D is for all the D’s that didn’t make it

Thursday 20th September

Deacon Blue, Sandy Denny, Dexys, Dire Straits, Thomas Dolby, The Doors, Donovan, Nick Drake and Dusty amongst others.  Deacon Blue – another great 80’s band emerged from Scotland with a bunch of excellent songs and an edgy sound – best album by far was Fellow Hoodlums.  After that they seemed to fade from view.  Sandy Denny started in Fairport Convention, and before that the Strawbs and for a while a solo artist.  She had the most beautiful voice, clear and emotional and strong and gentle all on the same track.  She died from complications after a long history of drug abuse, another of rock’s victims – but she has recently had a renaissance and posthumously is probably more famous than when she was alive.  Dexys Midnight Runners burst on the scene in 1979 with Gino and had a number one with Come on Eileen.  The band was really a vehicle for Kevin Rowland’s voice and musical muse, which has wavered over the years with long gaps while he tried to get a band together or a record contract.  Dire Straits – another 80’s band who had a string of great singles and albums, the best of which was ‘Brothers in Arms’  – the lead guitarist and singer Mark Knopfler went solo and is still making very competent music.  Thomas Dolby had a couple of exciting singles and a handful of brilliant albums before he just seemed to stop making music altogether – a pity as he had a beautiful voice, and was obviously a genius.  The Doors were once almost as famous as the Beatles, before their lead singer Jim Morrison became another famous rock casualty in the early seventies, but he left behind some lovely music like ‘Riders on the storm’.  Donovan, was, well just Donovan – a very English elfish singer songwriter who emerged about the same time as and was rapidly eclipsed by Dylan – some sweet songs though like ‘Sunshine Superman’ and ‘Try and catch the wind.’   Nick Drake, another singer sadly no longer with us.  He made just three sad and haunting delicate albums which have sold consistently after his death but were completely ignored when he made them.
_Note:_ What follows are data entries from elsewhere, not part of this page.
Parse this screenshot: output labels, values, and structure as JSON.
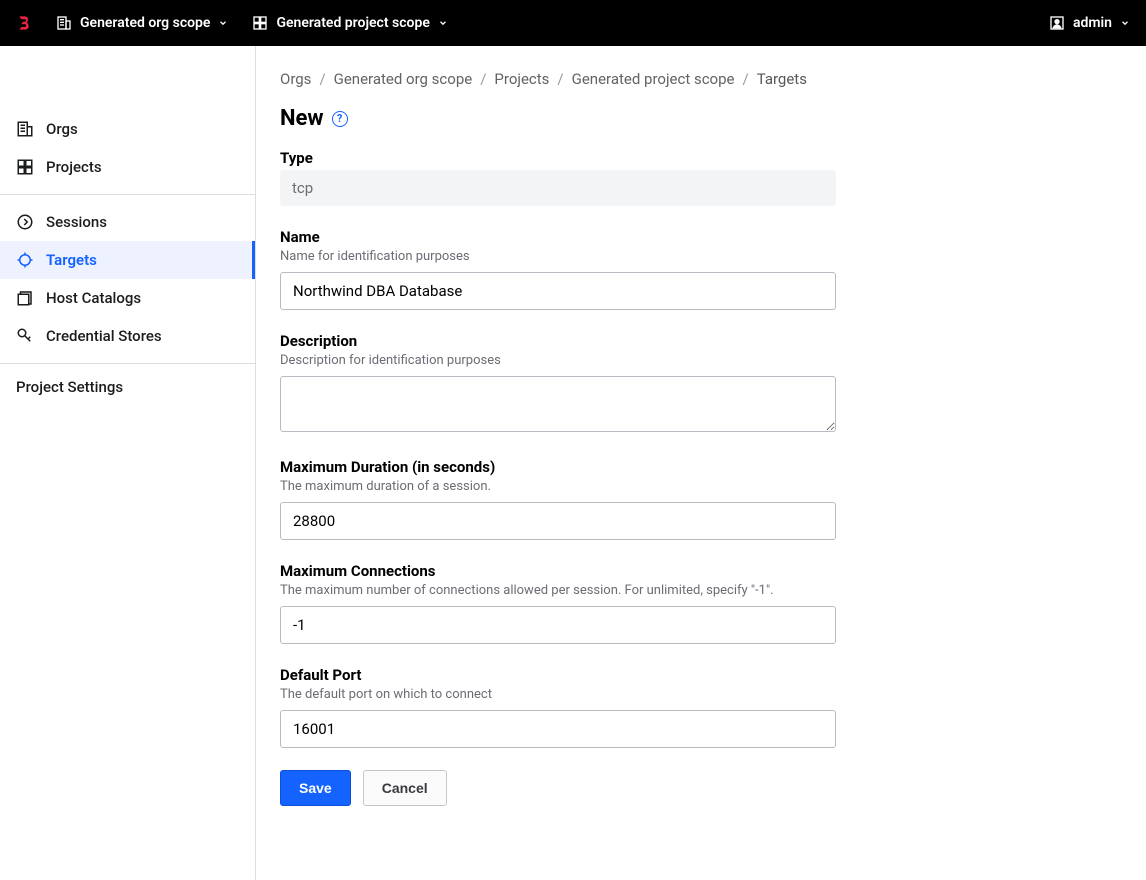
{
  "topbar": {
    "org_scope_label": "Generated org scope",
    "project_scope_label": "Generated project scope",
    "user_label": "admin"
  },
  "sidebar": {
    "orgs_label": "Orgs",
    "projects_label": "Projects",
    "sessions_label": "Sessions",
    "targets_label": "Targets",
    "host_catalogs_label": "Host Catalogs",
    "credential_stores_label": "Credential Stores",
    "project_settings_label": "Project Settings"
  },
  "breadcrumbs": {
    "orgs": "Orgs",
    "org_scope": "Generated org scope",
    "projects": "Projects",
    "project_scope": "Generated project scope",
    "targets": "Targets"
  },
  "page": {
    "title": "New",
    "help_char": "?"
  },
  "form": {
    "type": {
      "label": "Type",
      "value": "tcp"
    },
    "name": {
      "label": "Name",
      "help": "Name for identification purposes",
      "value": "Northwind DBA Database"
    },
    "description": {
      "label": "Description",
      "help": "Description for identification purposes",
      "value": ""
    },
    "max_duration": {
      "label": "Maximum Duration (in seconds)",
      "help": "The maximum duration of a session.",
      "value": "28800"
    },
    "max_connections": {
      "label": "Maximum Connections",
      "help": "The maximum number of connections allowed per session. For unlimited, specify \"-1\".",
      "value": "-1"
    },
    "default_port": {
      "label": "Default Port",
      "help": "The default port on which to connect",
      "value": "16001"
    },
    "save_label": "Save",
    "cancel_label": "Cancel"
  }
}
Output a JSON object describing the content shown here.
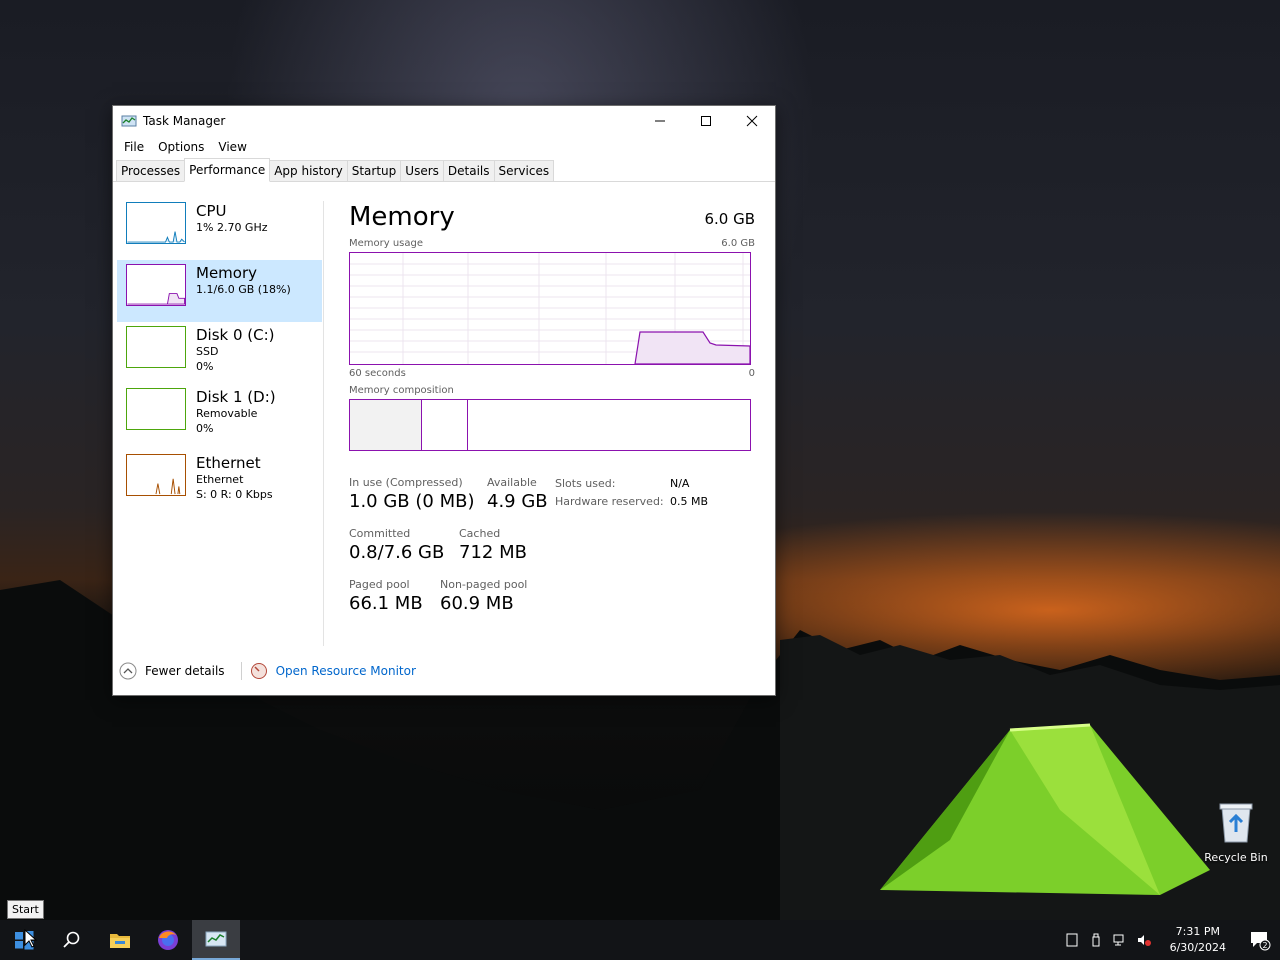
{
  "window": {
    "title": "Task Manager",
    "menu": [
      "File",
      "Options",
      "View"
    ],
    "tabs": [
      "Processes",
      "Performance",
      "App history",
      "Startup",
      "Users",
      "Details",
      "Services"
    ],
    "active_tab": "Performance"
  },
  "sidebar": {
    "cpu": {
      "title": "CPU",
      "sub1": "1%  2.70 GHz",
      "color": "#117dbb"
    },
    "memory": {
      "title": "Memory",
      "sub1": "1.1/6.0 GB (18%)",
      "color": "#8b12ae"
    },
    "disk0": {
      "title": "Disk 0 (C:)",
      "sub1": "SSD",
      "sub2": "0%",
      "color": "#4da60c"
    },
    "disk1": {
      "title": "Disk 1 (D:)",
      "sub1": "Removable",
      "sub2": "0%",
      "color": "#4da60c"
    },
    "ethernet": {
      "title": "Ethernet",
      "sub1": "Ethernet",
      "sub2": "S: 0 R: 0 Kbps",
      "color": "#a74f01"
    }
  },
  "memory_panel": {
    "title": "Memory",
    "total": "6.0 GB",
    "usage_label": "Memory usage",
    "usage_max": "6.0 GB",
    "axis_left": "60 seconds",
    "axis_right": "0",
    "composition_label": "Memory composition",
    "in_use_label": "In use (Compressed)",
    "in_use_value": "1.0 GB (0 MB)",
    "available_label": "Available",
    "available_value": "4.9 GB",
    "committed_label": "Committed",
    "committed_value": "0.8/7.6 GB",
    "cached_label": "Cached",
    "cached_value": "712 MB",
    "paged_label": "Paged pool",
    "paged_value": "66.1 MB",
    "nonpaged_label": "Non-paged pool",
    "nonpaged_value": "60.9 MB",
    "slots_label": "Slots used:",
    "slots_value": "N/A",
    "hwres_label": "Hardware reserved:",
    "hwres_value": "0.5 MB"
  },
  "footer": {
    "fewer_details": "Fewer details",
    "open_resmon": "Open Resource Monitor"
  },
  "desktop": {
    "recycle_bin": "Recycle Bin"
  },
  "taskbar": {
    "start_tooltip": "Start",
    "time": "7:31 PM",
    "date": "6/30/2024",
    "notification_count": "2"
  },
  "icons": {
    "start": "windows-logo-icon",
    "search": "search-icon",
    "explorer": "folder-icon",
    "firefox": "firefox-icon",
    "taskmgr": "task-manager-icon"
  }
}
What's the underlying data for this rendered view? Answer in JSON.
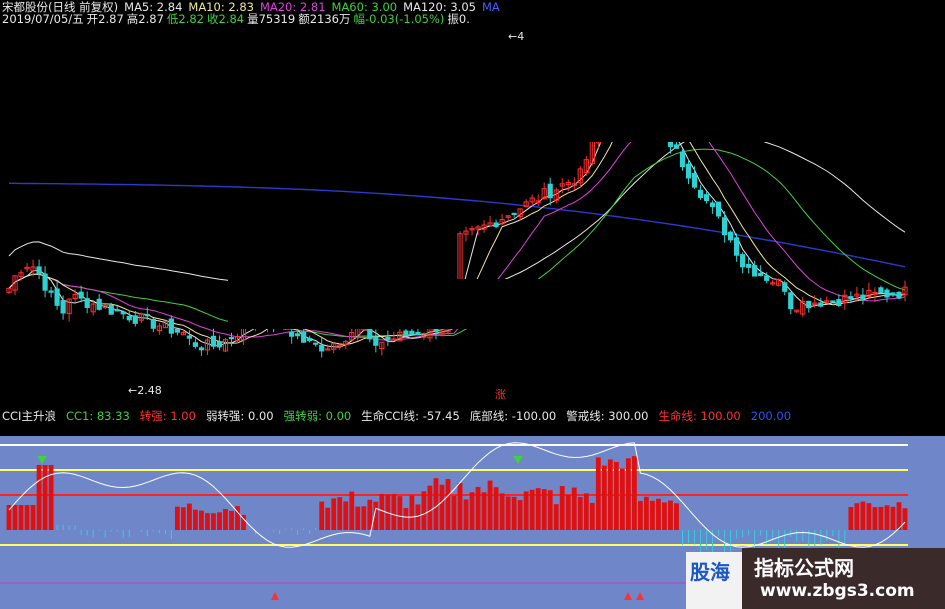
{
  "header": {
    "stock_name": "宋都股份(日线 前复权)",
    "ma_items": [
      {
        "label": "MA5: 2.84",
        "color": "#e8e8e8"
      },
      {
        "label": "MA10: 2.83",
        "color": "#f2e6a0"
      },
      {
        "label": "MA20: 2.81",
        "color": "#e040e0"
      },
      {
        "label": "MA60: 3.00",
        "color": "#40d040"
      },
      {
        "label": "MA120: 3.05",
        "color": "#e8e8e8"
      },
      {
        "label": "MA",
        "color": "#4060ff"
      }
    ],
    "ohlc": [
      {
        "label": "2019/07/05/五",
        "color": "#e8e8e8"
      },
      {
        "label": "开2.87",
        "color": "#e8e8e8"
      },
      {
        "label": "高2.87",
        "color": "#e8e8e8"
      },
      {
        "label": "低2.82",
        "color": "#40d040"
      },
      {
        "label": "收2.84",
        "color": "#40d040"
      },
      {
        "label": "量75319",
        "color": "#e8e8e8"
      },
      {
        "label": "额2136万",
        "color": "#e8e8e8"
      },
      {
        "label": "幅-0.03(-1.05%)",
        "color": "#40d040"
      },
      {
        "label": "振0.",
        "color": "#e8e8e8"
      }
    ]
  },
  "indicator_header": [
    {
      "label": "CCI主升浪",
      "color": "#e8e8e8"
    },
    {
      "label": "CC1: 83.33",
      "color": "#40d040"
    },
    {
      "label": "转强: 1.00",
      "color": "#ff3030"
    },
    {
      "label": "弱转强: 0.00",
      "color": "#e8e8e8"
    },
    {
      "label": "强转弱: 0.00",
      "color": "#40d040"
    },
    {
      "label": "生命CCI线: -57.45",
      "color": "#e8e8e8"
    },
    {
      "label": "底部线: -100.00",
      "color": "#e8e8e8"
    },
    {
      "label": "警戒线: 300.00",
      "color": "#e8e8e8"
    },
    {
      "label": "生命线: 100.00",
      "color": "#ff3030"
    },
    {
      "label": "200.00",
      "color": "#3050ff"
    }
  ],
  "colors": {
    "up": "#ff3030",
    "down": "#30d0d0",
    "ind_bg": "#6f86c8",
    "ma5": "#e8e8e8",
    "ma10": "#f2e6a0",
    "ma20": "#e040e0",
    "ma60": "#40d040",
    "ma120": "#e8e8e8",
    "ma250": "#2a3acc"
  },
  "chart_data": [
    {
      "type": "candlestick",
      "title": "宋都股份(日线 前复权)",
      "annotations": [
        "2.48",
        "4"
      ],
      "price_range": [
        2.3,
        4.5
      ],
      "candles": [],
      "marks": [
        "涨"
      ]
    },
    {
      "type": "bar",
      "title": "CCI主升浪",
      "reference_lines": [
        -100,
        0,
        100,
        200,
        300
      ],
      "ylim": [
        -250,
        350
      ],
      "values": []
    }
  ],
  "watermark": {
    "title": "指标公式网",
    "url": "www.zbgs3.com",
    "left_text": "股海"
  }
}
He died in 1974, a suspected suicide.  And Dusty, possibly the greatest English vocal talent of the sixties and early seventies, she had a string of hit singles but never seemed comfortable with fame itself.  She drifted in and out of fashion before dying in 1996 of cancer – it hardly made an item on the news.

So, sadly, so many of my favourite D’s are either no longer with us or have stopped making music altogether.  I could also include , and who could forget Ian Dury, irreplaceable wit and great lyricist who is also sadly gone.  But they all pale into insignificance beside the greatest D of all – Bob Dylan.